Por Francieli Borges, de Porto Alegre, para Desacato.info.
A autocrítica da esquerda, nas eleições, funciona para todo mundo, menos para a esquerda
Autocrítica é a palavra do dia. Mas a melhor esquerda possível ganharia? Não é um dado. Simplesmente porque a esquerda não é a protagonista nessa história. A postura da depuração é a estratégia mais tradicional, mas duvido que funcione a curto prazo, pensando nas eleições de 2018. Dá efeito, mas enquanto isso, vira um morde-assopra que estende o prazo para sabe-se lá.
É comum escutar que seja bom que os partidos combativos estejam na oposição e não no poder. Assim, dizem, eles podem se reinventar. Francamente, considero essa postura de uma ingenuidade angélica. Quase se agradece por ter perdido, o que funciona como uma compensação moral. Ora, o que se pode fazer no poder é muito maior do que se pode fazer na oposição. É como se a esquerda brasileira quisesse o poder e ao mesmo tempo não quisesse – o que tem a ver com a visão que presidir, nesse país, é algo necessariamente corrupto. Argumento semelhante existe na direita, os escancarados “apolíticos”. Nenhum deles convence.
Enquanto isso, nos partidos conservadores, algumas pessoas têm entendido política de um jeito criminoso. Paga-se para que circulem boatos falsos. Os boatos funcionam. Não existe autocrítica da esquerda que possa competir. O que resta é fazer troça, se esmerar em deboches na Internet, culpar o leitor por ter lido. Nunca chovem processos por difamação a revistas e jornais mentirosos, por exemplo. Morre o assunto. Passa para próximo.
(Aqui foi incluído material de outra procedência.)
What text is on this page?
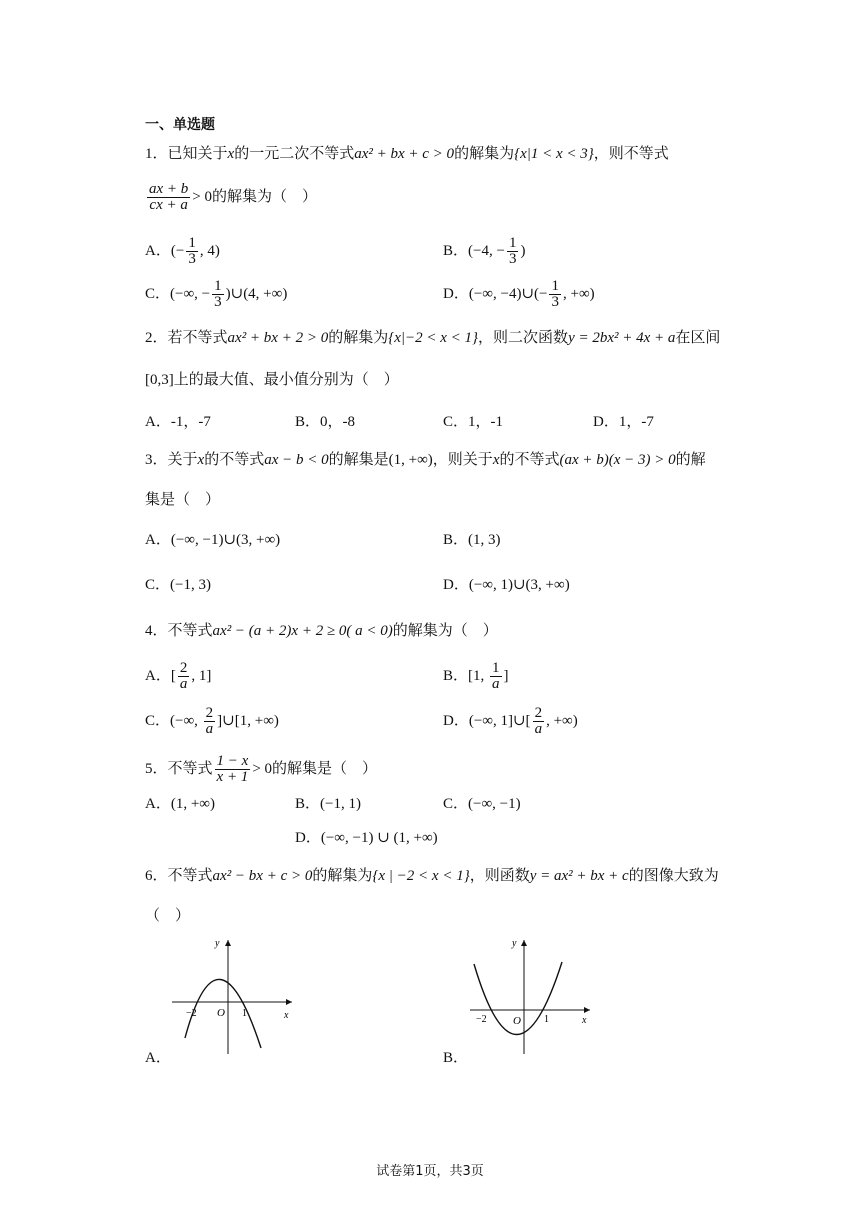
一、单选题
1．已知关于x的一元二次不等式ax² + bx + c > 0的解集为{x|1 < x < 3}，则不等式
$\frac{ax + b}{cx + a} > 0$的解集为（　）
A．(− $\frac{1}{3}$ , 4)	B．(−4, − $\frac{1}{3}$ )
C．(−∞, − $\frac{1}{3}$ )∪(4, +∞)	D．(−∞, −4)∪(− $\frac{1}{3}$ , +∞)
2．若不等式ax² + bx + 2 > 0的解集为{x|−2 < x < 1}，则二次函数y = 2bx² + 4x + a在区间
[0,3]上的最大值、最小值分别为（　）
A．-1，-7	B．0，-8	C．1，-1	D．1，-7
3．关于x的不等式ax − b < 0的解集是(1, +∞)，则关于x的不等式(ax + b)(x − 3) > 0的解
集是（　）
A．(−∞, −1)∪(3, +∞)	B．(1, 3)
C．(−1, 3)	D．(−∞, 1)∪(3, +∞)
4．不等式ax² − (a + 2)x + 2 ≥ 0( a < 0)的解集为（　）
A．[ $\frac{2}{a}$ , 1]	B．[1, $\frac{1}{a}$ ]
C．(−∞, $\frac{2}{a}$ ]∪[1, +∞)	D．(−∞, 1]∪[ $\frac{2}{a}$ , +∞)
5．不等式 $\frac{1 - x}{x + 1} > 0$的解集是（　）
A．(1, +∞)	B．(−1, 1)	C．(−∞, −1)
D．(−∞, −1) ∪ (1, +∞)
6．不等式ax² − bx + c > 0的解集为{x | −2 < x < 1}，则函数y = ax² + bx + c的图像大致为
（　）
y
x
O
−2	1
A．
y
x
O
−2	1
B．
试卷第1页，共3页
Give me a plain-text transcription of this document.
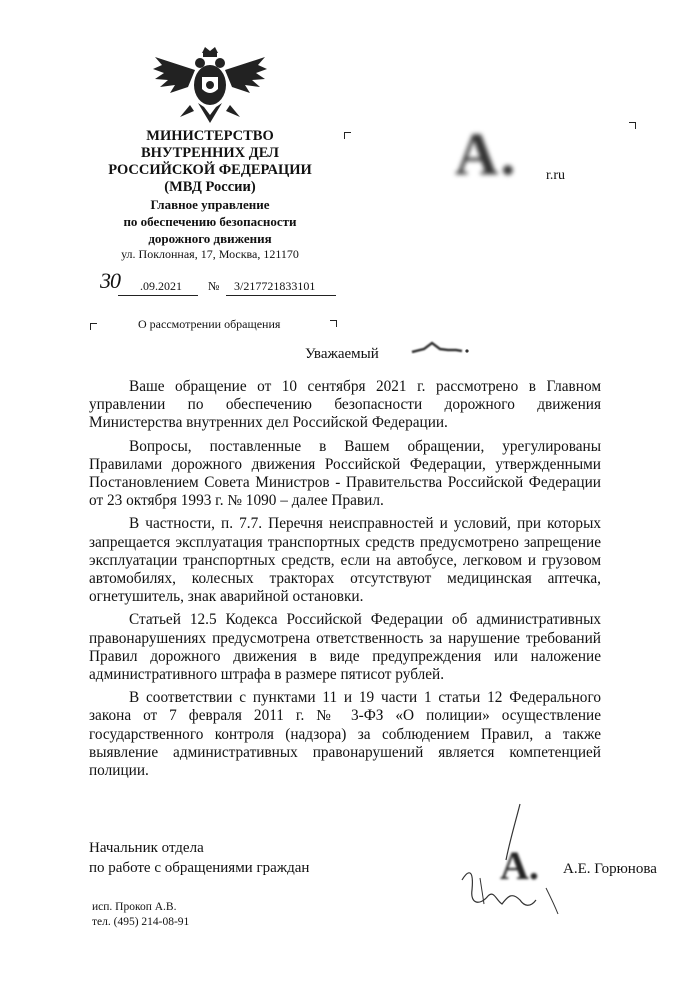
МИНИСТЕРСТВО
ВНУТРЕННИХ ДЕЛ
РОССИЙСКОЙ ФЕДЕРАЦИИ
(МВД России)
Главное управление
по обеспечению безопасности
дорожного движения
ул. Поклонная, 17, Москва, 121170
30 .09.2021 № 3/217721833101
О рассмотрении обращения
А. r.ru
Уважаемый

Ваше обращение от 10 сентября 2021 г. рассмотрено в Главном управлении по обеспечению безопасности дорожного движения Министерства внутренних дел Российской Федерации.

Вопросы, поставленные в Вашем обращении, урегулированы Правилами дорожного движения Российской Федерации, утвержденными Постановлением Совета Министров - Правительства Российской Федерации от 23 октября 1993 г. № 1090 – далее Правил.

В частности, п. 7.7. Перечня неисправностей и условий, при которых запрещается эксплуатация транспортных средств предусмотрено запрещение эксплуатации транспортных средств, если на автобусе, легковом и грузовом автомобилях, колесных тракторах отсутствуют медицинская аптечка, огнетушитель, знак аварийной остановки.

Статьей 12.5 Кодекса Российской Федерации об административных правонарушениях предусмотрена ответственность за нарушение требований Правил дорожного движения в виде предупреждения или наложение административного штрафа в размере пятисот рублей.

В соответствии с пунктами 11 и 19 части 1 статьи 12 Федерального закона от 7 февраля 2011 г. № 3-ФЗ «О полиции» осуществление государственного контроля (надзора) за соблюдением Правил, а также выявление административных правонарушений является компетенцией полиции.

Начальник отдела
по работе с обращениями граждан	А. А.Е. Горюнова
исп. Прокоп А.В.
тел. (495) 214-08-91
Contudo, milhões de votos não foram suficientes para conter um boato. Quer dizer, se alguém de esquerda – ou vá lá, mais progressista – colocar uma legenda que afronte a ordem em seu Instagram particular, pode responder, diante da Lei, com medidas muito desproporcionais. Fascistas ricos não têm esse mesmo peso e medida. Tenho minhas dúvidas se ser legalista é a solução, por motivos óbvios, mas a esquerda resvala em se instrumentalizar para recorrer, também ela, judicialmente. Com essa falta de cuidado, a direita mais raivosa gargareja o que quer, sem consequências. Têm armas que estão aí e que só um lado usa. Se as pessoas querem fazer o jogo eleitoral, precisam ser pragmáticas.
Tenho dificuldade em lidar com esse formato combativo de partidarismo que só perde para ele mesmo porque por pouco não foi bom o bastante ou porque as pessoas que não o escolhem são embrutecidas. A esquerda legitima a própria derrota em um sistema no qual ela é fiadora. Quer dizer, ela garante a continuidade de um projeto que não é seu e, ainda, não consegue ganhar ou ter posição de protagonismo sem que traia sua origem.
Entendo que as eleições sejam uma parte da luta democrática. A menor delas, arrisco dizer, embora importante. As Instituições funcionam, para o bem e para o mal, porque impactam seriamente a vida das pessoas. Ainda assim, principalmente, a esquerda não é una e é nisso que consiste a sua qualidade – esse dado já deveria ter se tornado um ponto pacífico. Quero que esquerda ganhe as eleições, mas não gostaria que outra vez ficasse reduzida a isso.
*Esse texto tem a contribuição de Pedro Telles da Silveira, integrante da comissão responsável da resolução que institui as Ações Afirmativas no PPG em História da UFRGS, um facilitador para que eu refletisse na urgência de pensar as Instituições.